Camera driver tutorial

The aim of this tutorial is to create a camera (CCD) driver. In order to be hardware independent, the created driver will not correspond to any existing camera - it will create a test (dummy) driver, which can be used to show how the RTS2 works.

The believe is that this tutorial will enable interesting parties to write own camera driver for theirs special hardware.

Preparations - creating source file, Makefile

First, change to rts2/src/camd directory. That is the directory where most of the driver resides.

New camera driver shall be added to Makefile, so it will be properly generated when automake machinery is invoked. To do this, add following lines to the end of Makefile.am (in rts2/src/camd):

bin_PROGRAMS += rts2-camd-test
rts2_camd_test_SOURCES = test.cpp

Please note that as variables in Makefile.am must contain legal characters for shell variable name, '-' shall be replaced with '_'. Hence rts2_camd_test_SOURCES is used, instead of rts2-camd-test_SOURCES. The automake machinery takes care of replacing '-' with '_' in final executable name.

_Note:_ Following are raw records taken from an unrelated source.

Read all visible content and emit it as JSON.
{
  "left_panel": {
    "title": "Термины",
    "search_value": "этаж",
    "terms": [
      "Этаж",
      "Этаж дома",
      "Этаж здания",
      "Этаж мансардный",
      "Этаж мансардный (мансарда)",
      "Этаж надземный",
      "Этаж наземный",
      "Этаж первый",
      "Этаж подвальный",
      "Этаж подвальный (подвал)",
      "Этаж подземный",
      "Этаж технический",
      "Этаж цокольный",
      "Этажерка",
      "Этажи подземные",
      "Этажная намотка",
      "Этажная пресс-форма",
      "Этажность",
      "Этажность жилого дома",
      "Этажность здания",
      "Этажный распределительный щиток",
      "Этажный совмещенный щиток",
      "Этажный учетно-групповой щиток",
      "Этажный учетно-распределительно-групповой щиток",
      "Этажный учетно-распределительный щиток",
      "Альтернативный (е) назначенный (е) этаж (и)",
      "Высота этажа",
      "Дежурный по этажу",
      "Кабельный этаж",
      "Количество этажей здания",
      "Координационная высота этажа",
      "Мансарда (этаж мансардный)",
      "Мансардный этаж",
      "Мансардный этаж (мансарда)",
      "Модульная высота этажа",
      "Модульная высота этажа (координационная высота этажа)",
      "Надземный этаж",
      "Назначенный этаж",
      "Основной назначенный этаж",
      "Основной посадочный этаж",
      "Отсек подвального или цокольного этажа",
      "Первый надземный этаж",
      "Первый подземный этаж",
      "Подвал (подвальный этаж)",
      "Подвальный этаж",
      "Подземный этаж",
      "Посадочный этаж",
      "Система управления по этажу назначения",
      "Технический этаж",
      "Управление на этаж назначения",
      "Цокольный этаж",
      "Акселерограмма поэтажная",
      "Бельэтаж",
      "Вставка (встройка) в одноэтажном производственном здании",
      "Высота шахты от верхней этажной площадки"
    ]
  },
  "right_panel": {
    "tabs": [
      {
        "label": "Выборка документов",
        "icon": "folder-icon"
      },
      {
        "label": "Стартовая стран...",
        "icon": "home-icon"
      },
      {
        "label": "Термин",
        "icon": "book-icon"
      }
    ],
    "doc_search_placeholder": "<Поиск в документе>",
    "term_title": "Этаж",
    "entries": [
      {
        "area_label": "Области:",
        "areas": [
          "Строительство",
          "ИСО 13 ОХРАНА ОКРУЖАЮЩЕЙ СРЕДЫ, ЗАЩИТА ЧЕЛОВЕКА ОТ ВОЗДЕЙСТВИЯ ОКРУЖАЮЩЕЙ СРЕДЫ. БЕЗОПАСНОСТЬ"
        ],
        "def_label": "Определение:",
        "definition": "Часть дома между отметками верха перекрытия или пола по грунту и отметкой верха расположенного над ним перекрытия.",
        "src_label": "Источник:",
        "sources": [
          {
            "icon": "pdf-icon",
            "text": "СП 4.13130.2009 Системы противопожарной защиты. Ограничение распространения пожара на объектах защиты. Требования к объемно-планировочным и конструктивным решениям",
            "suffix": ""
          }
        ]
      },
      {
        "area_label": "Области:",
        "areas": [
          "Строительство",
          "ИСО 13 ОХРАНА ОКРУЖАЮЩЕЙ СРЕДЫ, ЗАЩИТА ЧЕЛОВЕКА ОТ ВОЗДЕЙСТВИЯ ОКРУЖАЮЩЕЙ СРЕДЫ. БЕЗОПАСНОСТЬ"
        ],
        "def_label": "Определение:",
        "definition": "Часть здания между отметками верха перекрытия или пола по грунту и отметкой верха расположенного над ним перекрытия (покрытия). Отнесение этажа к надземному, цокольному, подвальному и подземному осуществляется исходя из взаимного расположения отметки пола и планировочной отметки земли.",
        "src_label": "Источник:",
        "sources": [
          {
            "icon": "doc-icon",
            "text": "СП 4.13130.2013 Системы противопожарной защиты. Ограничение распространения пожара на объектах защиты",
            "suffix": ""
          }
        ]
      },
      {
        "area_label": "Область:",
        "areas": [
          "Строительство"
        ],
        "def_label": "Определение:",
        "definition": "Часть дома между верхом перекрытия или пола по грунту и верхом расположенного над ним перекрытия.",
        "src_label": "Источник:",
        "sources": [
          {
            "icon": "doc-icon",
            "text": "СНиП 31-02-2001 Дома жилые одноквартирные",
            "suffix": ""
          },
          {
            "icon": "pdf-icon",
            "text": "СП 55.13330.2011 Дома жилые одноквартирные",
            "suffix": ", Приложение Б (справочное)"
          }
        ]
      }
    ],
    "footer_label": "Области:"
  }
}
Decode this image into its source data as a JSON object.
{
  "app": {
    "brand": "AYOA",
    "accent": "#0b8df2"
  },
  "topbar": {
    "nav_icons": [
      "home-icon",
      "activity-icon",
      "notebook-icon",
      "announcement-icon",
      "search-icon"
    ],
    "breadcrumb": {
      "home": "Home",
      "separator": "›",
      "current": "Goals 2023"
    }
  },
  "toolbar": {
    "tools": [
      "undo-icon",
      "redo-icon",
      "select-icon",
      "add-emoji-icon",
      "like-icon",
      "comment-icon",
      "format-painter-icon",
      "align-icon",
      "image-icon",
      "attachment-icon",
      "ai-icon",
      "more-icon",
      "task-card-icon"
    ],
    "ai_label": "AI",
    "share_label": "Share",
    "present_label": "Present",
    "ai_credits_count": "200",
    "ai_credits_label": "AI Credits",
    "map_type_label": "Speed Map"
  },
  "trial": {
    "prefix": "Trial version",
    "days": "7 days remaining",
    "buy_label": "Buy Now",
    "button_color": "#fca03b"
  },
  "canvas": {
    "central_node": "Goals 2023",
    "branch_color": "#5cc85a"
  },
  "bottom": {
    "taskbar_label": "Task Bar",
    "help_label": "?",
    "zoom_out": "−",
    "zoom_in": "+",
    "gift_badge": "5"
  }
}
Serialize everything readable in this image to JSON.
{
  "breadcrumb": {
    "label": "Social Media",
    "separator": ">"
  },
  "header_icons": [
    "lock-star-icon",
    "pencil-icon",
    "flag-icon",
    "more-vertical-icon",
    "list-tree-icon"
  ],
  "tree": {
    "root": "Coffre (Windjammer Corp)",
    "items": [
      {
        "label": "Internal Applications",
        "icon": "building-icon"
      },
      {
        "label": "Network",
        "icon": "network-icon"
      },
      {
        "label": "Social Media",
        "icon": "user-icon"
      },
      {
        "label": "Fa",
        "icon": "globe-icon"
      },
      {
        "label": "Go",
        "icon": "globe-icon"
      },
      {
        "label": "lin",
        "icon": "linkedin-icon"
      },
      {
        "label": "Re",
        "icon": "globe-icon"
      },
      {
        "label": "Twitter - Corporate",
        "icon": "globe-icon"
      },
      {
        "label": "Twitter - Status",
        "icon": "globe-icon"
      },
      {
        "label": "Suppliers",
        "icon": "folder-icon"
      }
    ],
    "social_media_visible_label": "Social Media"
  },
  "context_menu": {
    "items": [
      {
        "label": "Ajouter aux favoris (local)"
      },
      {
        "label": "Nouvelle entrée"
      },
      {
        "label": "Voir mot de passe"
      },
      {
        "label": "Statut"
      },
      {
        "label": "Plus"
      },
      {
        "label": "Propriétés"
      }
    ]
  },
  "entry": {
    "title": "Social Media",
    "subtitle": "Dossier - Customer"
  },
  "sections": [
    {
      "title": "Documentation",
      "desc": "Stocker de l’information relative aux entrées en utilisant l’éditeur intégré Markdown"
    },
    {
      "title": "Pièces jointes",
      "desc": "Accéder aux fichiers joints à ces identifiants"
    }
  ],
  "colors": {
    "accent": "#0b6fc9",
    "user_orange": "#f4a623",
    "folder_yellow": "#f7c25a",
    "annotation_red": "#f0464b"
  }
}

The above lines instruct automake to add 'rts2-camd-test' among names of binary programs make shall produce. And tells make, that rts2-camd-test shall be produced from test.cpp source.

Adding the source code

Looking into include/camd.h file, you will find that there are two pure virtual methods:

		virtual int startExposure () = 0;
 
		virtual int doReadout () = 0;

We need to implement those. We also need to set width and height of the chip in initChips. The generated data needs to be send with sendReadoutData method. See the code below for full example:

#include "camd.h"
#include "utilsfunc.h"
 
#define TEST_WIDTH 100
#define TEST_HEIGHT 200
 
namespace rts2camd
{
 
class Test:public Camera
{
	public:
		Test (int argc, char **argv):Camera (argc, argv)
		{
			initCameraChip (TEST_WIDTH, TEST_HEIGHT, 0, 0);
		}
 
	protected:
 
		virtual int startExposure ()
		{
			return 0;
		}
 
		virtual int doReadout ()
		{
			uint16_t data[TEST_WIDTH * TEST_HEIGHT];
			for (int i = 0; i < TEST_WIDTH * TEST_HEIGHT; i++)
				data[i] = random_num () * 100;
 
			int ret = sendReadoutData ((char*) data, TEST_WIDTH * TEST_HEIGHT * sizeof (uint16_t), 0);
			if (ret < 0)
				return ret;
 
			if (getWriteBinaryDataSize () == 0)
				return -2;
			return 0;
		}
};
 
}
 
int main (int argc, char **argv)
{
	rts2camd::Test testcam (argc, argv);
	return testcam.run ();
}

Place this content to src/camd/test.cpp and you are ready to build.

Building rts2-camd-test

First, you need to make sure the changes in Makefile.am propagates to Makefile.in and then to Makefile. Usually, you will need at least to run automake RTS2 top directory (the directory with src and include subdirectories, usually rts2). After running automake, just run make && sudo make install.

That should make rts2-camd-test available in the path. To launch those, just:

rts2-centrald
rts2-camd-test

Testing camera test driver

First, run rts2-mon to verify you see C0 in device list. Your terminal window shall look like depicted below:

Then, run rts2-xfocusc -d C0 to get images from the camera. This shall create window with random content of the image, as depicted below:

Complicating it

If you follow sucesfully the example to this line, congratulations - you created working sceleton of the camera driver. To make it work with your hardware, just implement startExposure and doReadout methods to start an exposure and get data from the camera.